The attachment to decorative heritage is not exclusive to Turkey. In fact, the Ottoman Empire played a large role in spreading styles, techniques, arts and crafts. In more recent years, the phenomenon of globalisation has made the sharing and borrowing of interior design strategies and styles, inevitable.
Globalisation and interior design
What was once an industry, hobby or simply a necessity, whereby the interior design of a building reflected the functional requirements and cultural history of that specific region; has evolved into a concoction of different styles. Wherever you are in the world, you can be sure to find some appreciation for a foreign land, materialised int the interior design of some buildings.
What have been the causes of this fluidity? And how has our increasingly interconnected worlds allowed and largely celebrated this development in the interior design industry?
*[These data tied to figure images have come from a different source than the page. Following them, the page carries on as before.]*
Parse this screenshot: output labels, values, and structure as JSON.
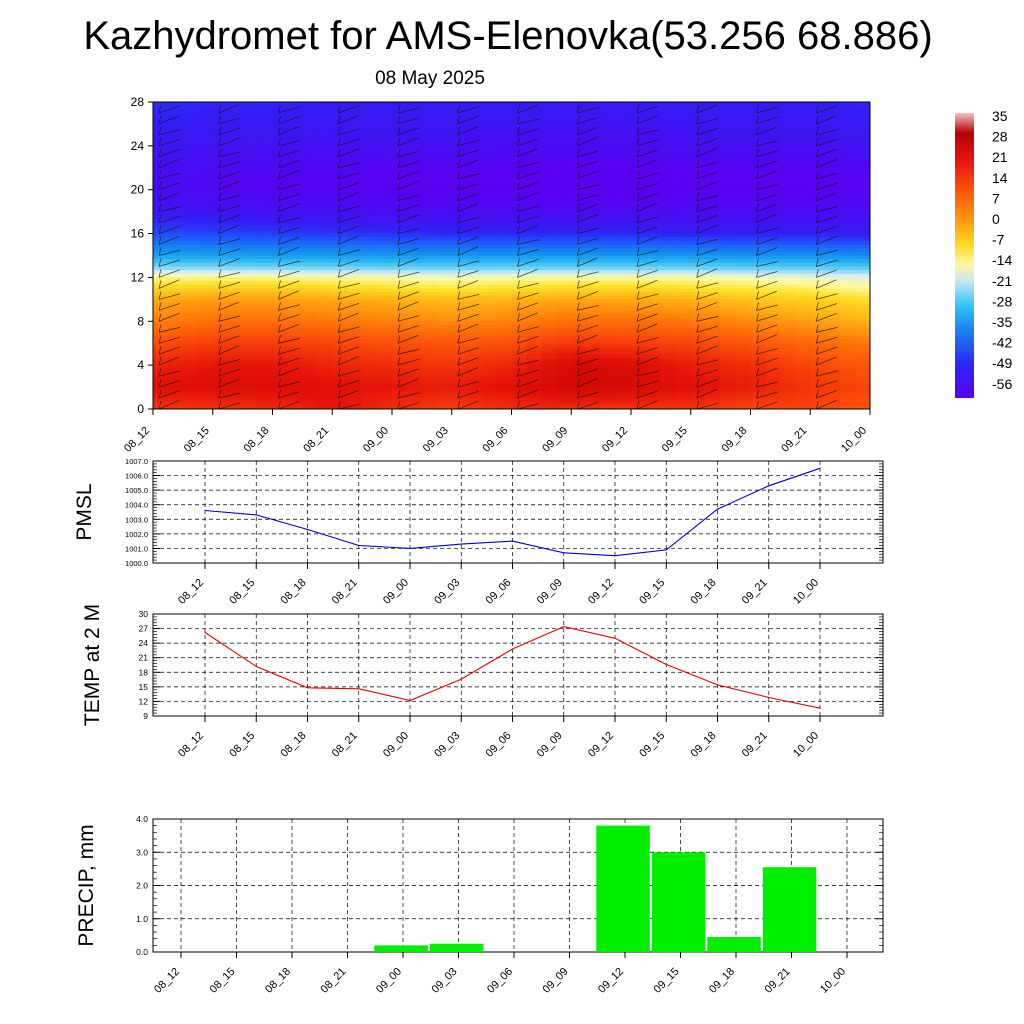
{
  "title": "Kazhydromet for AMS-Elenovka(53.256 68.886)",
  "subtitle": "08 May 2025",
  "chart_data": [
    {
      "type": "heatmap",
      "title": "",
      "x": [
        "08_12",
        "08_15",
        "08_18",
        "08_21",
        "09_00",
        "09_03",
        "09_06",
        "09_09",
        "09_12",
        "09_15",
        "09_18",
        "09_21",
        "10_00"
      ],
      "yticks": [
        0,
        4,
        8,
        12,
        16,
        20,
        24,
        28
      ],
      "ylim": [
        0,
        28
      ],
      "colorbar": {
        "labels": [
          "35",
          "28",
          "21",
          "14",
          "7",
          "0",
          "-7",
          "-14",
          "-21",
          "-28",
          "-35",
          "-42",
          "-49",
          "-56"
        ],
        "range": [
          -60,
          38
        ]
      },
      "levels": [
        0,
        2,
        4,
        6,
        8,
        10,
        11,
        12,
        13,
        14,
        16,
        18,
        20,
        22,
        24,
        26,
        28
      ],
      "values": [
        [
          14,
          14,
          15,
          18,
          15,
          13,
          15,
          15,
          14,
          14,
          12,
          12,
          10
        ],
        [
          19,
          20,
          20,
          19,
          18,
          17,
          19,
          22,
          21,
          19,
          17,
          14,
          12
        ],
        [
          16,
          18,
          18,
          16,
          15,
          14,
          16,
          21,
          20,
          17,
          15,
          12,
          10
        ],
        [
          11,
          13,
          13,
          12,
          11,
          10,
          11,
          14,
          13,
          12,
          10,
          8,
          6
        ],
        [
          5,
          7,
          7,
          6,
          5,
          4,
          5,
          7,
          7,
          6,
          4,
          2,
          0
        ],
        [
          1,
          2,
          2,
          1,
          0,
          -1,
          0,
          1,
          1,
          0,
          -2,
          -3,
          -5
        ],
        [
          -4,
          -3,
          -3,
          -4,
          -5,
          -6,
          -5,
          -4,
          -4,
          -5,
          -6,
          -7,
          -9
        ],
        [
          -8,
          -8,
          -8,
          -9,
          -9,
          -10,
          -9,
          -9,
          -9,
          -9,
          -10,
          -11,
          -12
        ],
        [
          -20,
          -20,
          -21,
          -21,
          -22,
          -22,
          -22,
          -22,
          -22,
          -22,
          -23,
          -23,
          -24
        ],
        [
          -32,
          -32,
          -33,
          -33,
          -34,
          -34,
          -34,
          -34,
          -34,
          -34,
          -35,
          -35,
          -36
        ],
        [
          -46,
          -47,
          -48,
          -49,
          -50,
          -51,
          -51,
          -51,
          -51,
          -52,
          -52,
          -52,
          -53
        ],
        [
          -54,
          -55,
          -56,
          -56,
          -57,
          -57,
          -57,
          -57,
          -57,
          -57,
          -57,
          -57,
          -57
        ],
        [
          -57,
          -58,
          -59,
          -59,
          -60,
          -60,
          -60,
          -61,
          -61,
          -60,
          -60,
          -60,
          -59
        ],
        [
          -56,
          -57,
          -58,
          -58,
          -59,
          -59,
          -59,
          -60,
          -60,
          -59,
          -59,
          -59,
          -58
        ],
        [
          -54,
          -55,
          -55,
          -56,
          -56,
          -56,
          -57,
          -57,
          -57,
          -56,
          -56,
          -56,
          -55
        ],
        [
          -52,
          -53,
          -53,
          -54,
          -54,
          -54,
          -54,
          -55,
          -55,
          -54,
          -54,
          -54,
          -53
        ],
        [
          -50,
          -51,
          -51,
          -52,
          -52,
          -52,
          -52,
          -53,
          -53,
          -52,
          -52,
          -52,
          -51
        ]
      ]
    },
    {
      "type": "line",
      "ylabel": "PMSL",
      "x": [
        "08_12",
        "08_15",
        "08_18",
        "08_21",
        "09_00",
        "09_03",
        "09_06",
        "09_09",
        "09_12",
        "09_15",
        "09_18",
        "09_21",
        "10_00"
      ],
      "ylim": [
        1000.0,
        1007.0
      ],
      "yticks": [
        "1000.0",
        "1001.0",
        "1002.0",
        "1003.0",
        "1004.0",
        "1005.0",
        "1006.0",
        "1007.0"
      ],
      "series": [
        {
          "color": "#0000cc",
          "values": [
            1003.6,
            1003.3,
            1002.3,
            1001.2,
            1001.0,
            1001.3,
            1001.5,
            1000.7,
            1000.5,
            1000.9,
            1003.7,
            1005.3,
            1006.5
          ]
        }
      ]
    },
    {
      "type": "line",
      "ylabel": "TEMP at 2 M",
      "x": [
        "08_12",
        "08_15",
        "08_18",
        "08_21",
        "09_00",
        "09_03",
        "09_06",
        "09_09",
        "09_12",
        "09_15",
        "09_18",
        "09_21",
        "10_00"
      ],
      "ylim": [
        9,
        30
      ],
      "yticks": [
        "9",
        "12",
        "15",
        "18",
        "21",
        "24",
        "27",
        "30"
      ],
      "series": [
        {
          "color": "#ee0000",
          "values": [
            26.2,
            19.2,
            14.8,
            14.6,
            12.2,
            16.6,
            22.8,
            27.4,
            25.0,
            19.6,
            15.4,
            12.8,
            10.6
          ]
        }
      ]
    },
    {
      "type": "bar",
      "ylabel": "PRECIP, mm",
      "x": [
        "08_12",
        "08_15",
        "08_18",
        "08_21",
        "09_00",
        "09_03",
        "09_06",
        "09_09",
        "09_12",
        "09_15",
        "09_18",
        "09_21",
        "10_00"
      ],
      "ylim": [
        0.0,
        4.0
      ],
      "yticks": [
        "0.0",
        "1.0",
        "2.0",
        "3.0",
        "4.0"
      ],
      "series": [
        {
          "color": "#00ee00",
          "values": [
            0,
            0,
            0,
            0,
            0.2,
            0.25,
            0,
            0,
            3.8,
            3.0,
            0.45,
            2.55,
            0
          ]
        }
      ]
    }
  ]
}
Interior design and the movement of people
One of the most beautiful things about the movement of people around the world is the knowledge, skill, ideas and styles they bring with them. From country to country and continent to continent, designers travel and collect inspiration from all over the world.
It’s for this reason that we can often go into town and pop into different buildings and expect to find an array of interior design. More specifically, heritage interior design has made more frequent appearances in unexpected places.
Holidaymakers travelling to India may well bring home inspired new visions of what their home should look like. Likewise, professional interior designers travel the world and bring home new perspectives on colour, texture, shape and form.
Movement of ideas through technology
Globalisation has meant that more people are flowing between borders and across continents. Another important element of globalisation has been technological developments. Faster communication, augmented reality, and the ability to be virtually anywhere has enabled ideas to flow around the world at impressive speeds.
No longer must you travel to the Nordic countries to find out that you want to incorporate minimalism into the style of your home. You’re not even required to have the latest technology. Simply browsing online gives you the same ability as those who travel to Scandinavia, for example.
It’s for these technological advancements in communication, access to the internet, a willingness to share ideas and the movement of people, that interior design has taken a new form. Whilst art movements and country-specific styles still hold their place, we are witnessing a collage of international styles and cultures.